Advertisement

GLENDALE : Training Center Has Home After 77 Years

Share

After 77 years of teaching in trailers, bungalows and borrowed classrooms, Glendale Community College’s Adult Community Training Center finally has a home to call its own.

The center’s new 20,000-square-foot building at 1122 E. Garfield Ave. will be dedicated Friday in a ceremony attended by Rep. Carlos Moorhead (R-Glendale).

Moorhead is scheduled to give center administrators an American flag that once flew over the Capitol.

Advertisement

The $2.5-million facility, which administrators and support staff moved into April 18, will allow adult educators to better teach 12,000 Glendale residents who use the center’s resources each year, said Lani DeVincentis, GCC dean of non-credit adult education.

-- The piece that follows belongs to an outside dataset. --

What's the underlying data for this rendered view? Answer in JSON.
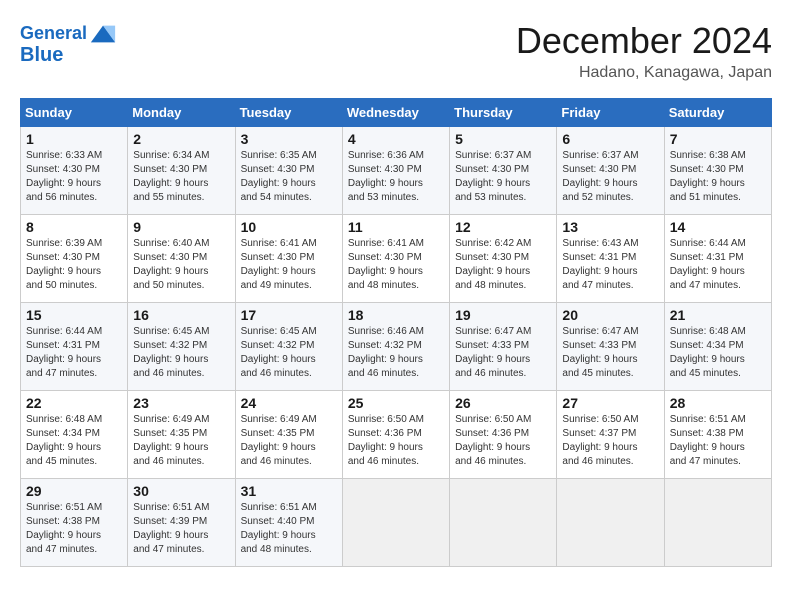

Larger classrooms and computer labs in the new facility give teachers more room for equipment that was difficult to operate in temporary facilities, occupied by the center’s classes since the adult education program began in 1917, DeVincentis said.

Students ranging in age from 17 to 90 visit the center each year for schooling in English as a Second Language, business skills and training in basic reading, writing and math. The program also offers classes to prepare students to take tests for their General Equivalency Diploma.

More than $1.6 million in state grant money helped administrators purchase the Garfield Avenue property, while funds from the Glendale Community College chancellor’s office were used to build the facility. The center is operated as part of the college’s non-credit program.